An Australian court rules that a mortgage company can issue notice of a lien over Facebook. A court in the UK permits an injunction to be served via Twitter. A woman is arrested in Tennessee for “poking” someone over Facebook in violation of a protective order. Meanwhile, a 1978 provision of the Bankruptcy Code still provides that notice shall “be published at least once a week for three successive weeks in at least one newspaper of general circulation.” New forms (and norms) of communication are both expanding and contracting the avenues for legally meaningful notice. Just how do we know, in this uncharted new landscape, when notice is enough?

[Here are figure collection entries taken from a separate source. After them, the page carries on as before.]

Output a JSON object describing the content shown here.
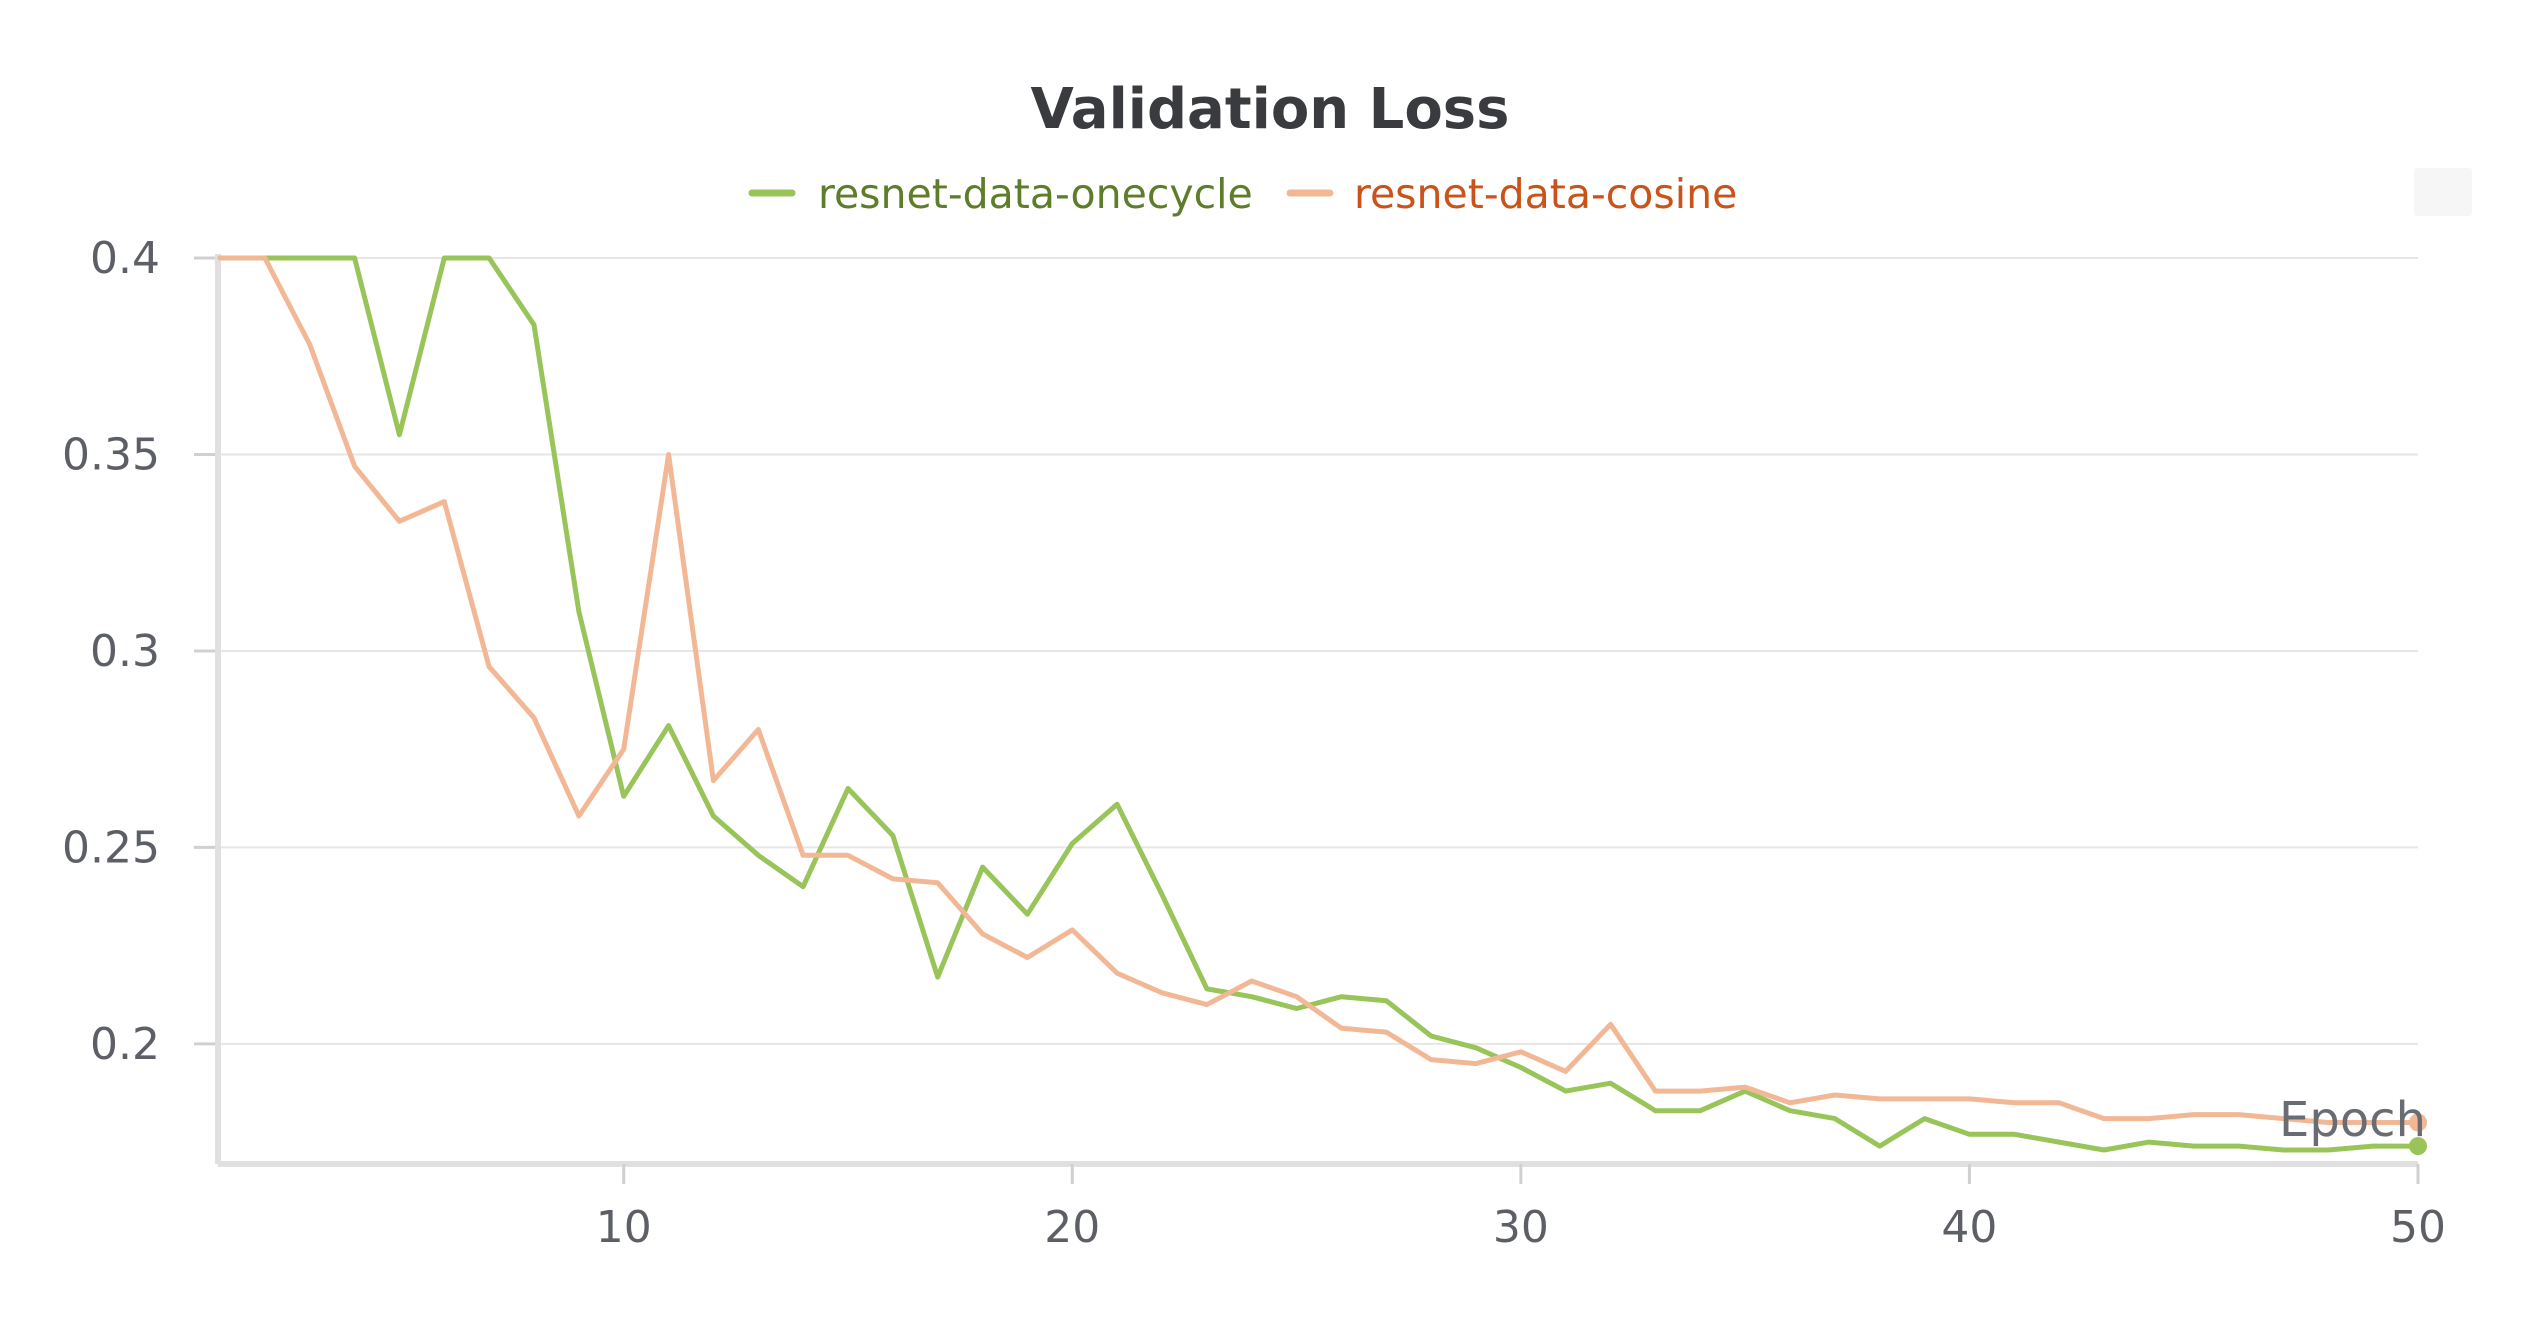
{
  "chart_data": {
    "type": "line",
    "title": "Validation Loss",
    "xlabel": "Epoch",
    "ylabel": "",
    "xlim": [
      1,
      50
    ],
    "ylim": [
      0.173,
      0.4
    ],
    "xticks": [
      10,
      20,
      30,
      40,
      50
    ],
    "yticks": [
      0.4,
      0.35,
      0.3,
      0.25,
      0.2
    ],
    "ytick_labels": [
      "0.4",
      "0.35",
      "0.3",
      "0.25",
      "0.2"
    ],
    "xtick_labels": [
      "10",
      "20",
      "30",
      "40",
      "50"
    ],
    "grid": true,
    "legend_position": "top-center",
    "series": [
      {
        "name": "resnet-data-onecycle",
        "color": "#98c45a",
        "label_color": "#5e7d2a",
        "x": [
          1,
          2,
          3,
          4,
          5,
          6,
          7,
          8,
          9,
          10,
          11,
          12,
          13,
          14,
          15,
          16,
          17,
          18,
          19,
          20,
          21,
          22,
          23,
          24,
          25,
          26,
          27,
          28,
          29,
          30,
          31,
          32,
          33,
          34,
          35,
          36,
          37,
          38,
          39,
          40,
          41,
          42,
          43,
          44,
          45,
          46,
          47,
          48,
          49,
          50
        ],
        "values": [
          0.4,
          0.4,
          0.4,
          0.4,
          0.355,
          0.4,
          0.4,
          0.383,
          0.31,
          0.263,
          0.281,
          0.258,
          0.248,
          0.24,
          0.265,
          0.253,
          0.217,
          0.245,
          0.233,
          0.251,
          0.261,
          0.238,
          0.214,
          0.212,
          0.209,
          0.212,
          0.211,
          0.202,
          0.199,
          0.194,
          0.188,
          0.19,
          0.183,
          0.183,
          0.188,
          0.183,
          0.181,
          0.174,
          0.181,
          0.177,
          0.177,
          0.175,
          0.173,
          0.175,
          0.174,
          0.174,
          0.173,
          0.173,
          0.174,
          0.174
        ]
      },
      {
        "name": "resnet-data-cosine",
        "color": "#f2b896",
        "label_color": "#c9531a",
        "x": [
          1,
          2,
          3,
          4,
          5,
          6,
          7,
          8,
          9,
          10,
          11,
          12,
          13,
          14,
          15,
          16,
          17,
          18,
          19,
          20,
          21,
          22,
          23,
          24,
          25,
          26,
          27,
          28,
          29,
          30,
          31,
          32,
          33,
          34,
          35,
          36,
          37,
          38,
          39,
          40,
          41,
          42,
          43,
          44,
          45,
          46,
          47,
          48,
          49,
          50
        ],
        "values": [
          0.4,
          0.4,
          0.378,
          0.347,
          0.333,
          0.338,
          0.296,
          0.283,
          0.258,
          0.275,
          0.35,
          0.267,
          0.28,
          0.248,
          0.248,
          0.242,
          0.241,
          0.228,
          0.222,
          0.229,
          0.218,
          0.213,
          0.21,
          0.216,
          0.212,
          0.204,
          0.203,
          0.196,
          0.195,
          0.198,
          0.193,
          0.205,
          0.188,
          0.188,
          0.189,
          0.185,
          0.187,
          0.186,
          0.186,
          0.186,
          0.185,
          0.185,
          0.181,
          0.181,
          0.182,
          0.182,
          0.181,
          0.18,
          0.18,
          0.18
        ]
      }
    ]
  }
}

Two aspects are likely to be crucial. First, the communication must be sufficiently engaging to reflect the gravity and context of the relevant legal process. Communications exist on a spectrum of engagement from light and fleeting to sustained and captive. In the context of a protective order, where one person found another sufficiently disturbing to appeal to a court for relief, a “poke” is enough of a communication to constitute a violation. A tweet, however, represents a drop of water in a river of communication. It is far too fleeting to support service of process.

Second, the communication must be directed to the relevant community or communities. The police are on Facebook and MySpace; where's the Miranda warning page so we can all become "fans"? We should also update our laws to reflect the twenty-first century sea change toward new media. Reorganizing a municipality under Chapter 9? Better start thinking about DirectTV and Google Reader.